The Satilla River rises in Ben Hill County, Georgia, United States, near the town of Fitzgerald, and flows in a mostly easterly direction to the Atlantic Ocean. Along its approximately 235 mi course are the cities of Waycross, Waynesville, and Woodbine. The Satilla drains almost 4000 sqmi of land, all of it in the coastal plain of southeastern Georgia. It has white sandbars and is the largest blackwater river situated entirely within Georgia. The Satilla enters the Atlantic Ocean about 10 mi south of Brunswick, at the 31st parallel north. Satilla River Marsh Island The river derives its name from a Spanish officer named Saint Illa, and over time the name was corrupted to form the word Satilla. French explorer Jean Ribault named the river the Somme when he encountered it in 1562. The river was later given the name Aisne by Jacques le Moyne.

==Ecology==
The Satilla River is one of the few places in Georgia for observing nesting sites of brown pelicans.
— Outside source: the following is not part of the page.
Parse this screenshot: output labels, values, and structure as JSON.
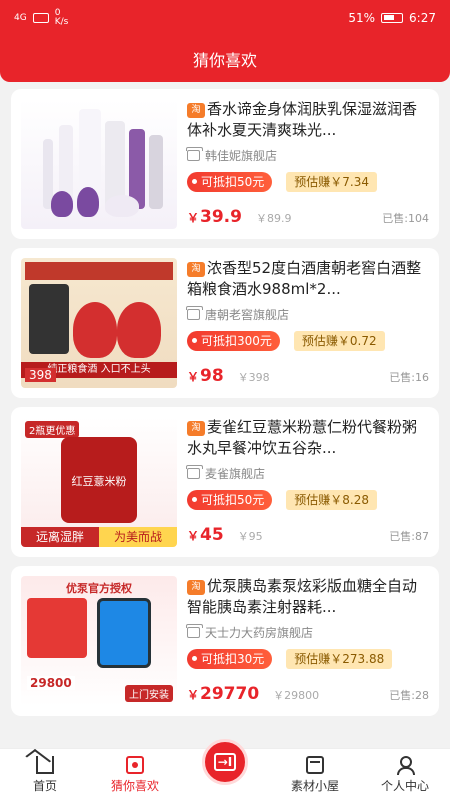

In May 2010, the city of Waycross purchased the Bandalong Litter Trap and installed it in Tebeau Creek, a tributary of the Satilla River. The trap was invented in Australia, but is manufactured in the United States by Storm Water Systems. Although the city has maintained a good standing with the Environmental Protection Division, the city wanted to take action to reduce the amount of human generated trash entering the Satilla River and, ultimately, the Atlantic Ocean.